Gelişimsel kalça displazisinde medial ve anterior yaklaşımla açık redüksiyonun klinik ve radyolojik sonuçlarının karşılaştırılması
Hüseyin Yorgancıgil1, Ahmet Aslan2
1Department of Orthopedics and Traumatology, Medical Faculty of Süleyman Demirel University, Isparta, Turkey
2Department of Orthopedics and Traumatology, Afyonkarahisar State Hospital, Afyonkarahisar, Turkey
Keywords: Anterior açık redüksiyon; avasküler nekroz, gelişimsel kalça displazisi; medial açık redüksiyon; revizyon cerrahisi.
Abstract
Amaç: Bu çalışmada gelişimsel kalça displazisi (GKD) nedeniyle medial veya anterior yaklaşımla açık redüksiyon uygulanan çocuklarda cerrahi yaklaşımın klinik ve radyolojik sonuçlar, avasküler nekroz (AVN) insidansı ve revizyon cerrahisi gerekliliği üzerindeki etkileri araştırıldı.
Hastalar ve yöntemler: Ocak 1997 - Aralık 2010 tarihleri arasında GKD tedavisi yapılan, en az dört yıl düzenli takip edilen ve son kontrolde beş yaş ve üzerinde olan 36 hastanın (9 erkek, 27 kız; ort. yaş 13.8 ay; dağılım 6-18 ay) 43 kalçası bu retrospektif çalışmaya dahil edildi. Hastalar cerrahi yaklaşıma göre iki gruba ayrıldı. Grup 1, medial yaklaşımla açık redüksiyon uygulanan 19 hastanın 21 kalçasından oluştu. Grup 2, anterior yaklaşımla açık redüksiyon uygulanan 17 hastanın 22 kalçasından oluştu. Gruplar klinik ve radyolojik sonuçlar ile AVN insidansı ve revizyon cerrahisi gerekliliği bakımından karşılaştırıldı.

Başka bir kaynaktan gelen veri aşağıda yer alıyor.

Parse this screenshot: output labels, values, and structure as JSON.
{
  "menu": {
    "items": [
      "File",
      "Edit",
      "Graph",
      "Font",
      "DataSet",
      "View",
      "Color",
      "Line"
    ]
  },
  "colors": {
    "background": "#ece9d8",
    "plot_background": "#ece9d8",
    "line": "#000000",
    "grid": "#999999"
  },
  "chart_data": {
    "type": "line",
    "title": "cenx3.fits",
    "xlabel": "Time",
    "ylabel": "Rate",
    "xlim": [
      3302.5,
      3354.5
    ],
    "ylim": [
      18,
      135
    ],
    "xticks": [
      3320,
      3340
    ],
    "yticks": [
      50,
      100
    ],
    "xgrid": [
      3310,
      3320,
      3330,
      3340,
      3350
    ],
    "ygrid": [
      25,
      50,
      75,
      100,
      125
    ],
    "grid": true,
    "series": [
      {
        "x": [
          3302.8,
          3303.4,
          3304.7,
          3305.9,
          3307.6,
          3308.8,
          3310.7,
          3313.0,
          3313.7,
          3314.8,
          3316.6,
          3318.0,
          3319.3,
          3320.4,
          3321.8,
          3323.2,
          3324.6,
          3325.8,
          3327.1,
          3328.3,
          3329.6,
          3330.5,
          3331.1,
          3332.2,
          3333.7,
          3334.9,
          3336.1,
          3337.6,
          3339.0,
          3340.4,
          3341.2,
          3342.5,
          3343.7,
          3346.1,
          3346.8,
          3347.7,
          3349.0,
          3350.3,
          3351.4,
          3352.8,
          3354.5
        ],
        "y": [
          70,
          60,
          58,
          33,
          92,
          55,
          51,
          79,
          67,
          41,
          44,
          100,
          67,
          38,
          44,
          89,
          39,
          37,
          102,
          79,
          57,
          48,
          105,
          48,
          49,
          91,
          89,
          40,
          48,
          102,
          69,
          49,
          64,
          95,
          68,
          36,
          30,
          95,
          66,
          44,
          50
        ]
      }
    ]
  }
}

Bulgular: Klinik ve radyolojik sonuçlar bakımından gruplar arasında istatistiksel olarak anlamlı farklılık yoktu (sırasıyla, p=0.407 ve p=0.661). Benzer şekilde, AVN insidansı ve revizyon cerrahisi gerekliliği bakımından da gruplar arasında istatistiksel olarak anlamlı farklılık yoktu (sırasıyla, p=0.993 ve p=0.170). Diğer yandan, takipte her iki grubun asetabüler indeksi anlamlı olarak düzelmişti.
Sonuç: Bu çalışma, GKD’de medial veya anterior yaklaşım ile açık redüksiyonun klinik ve radyolojik sonuçlarının benzer olduğunu, her iki yaklaşımla da asetabüler indekste anlamlı düzelme elde edildiğini ve AVN insidansı ve revizyon cerrahisi gerekliliği bakımından gruplar arasında anlamlı farklılık olmadığını göstermiştir.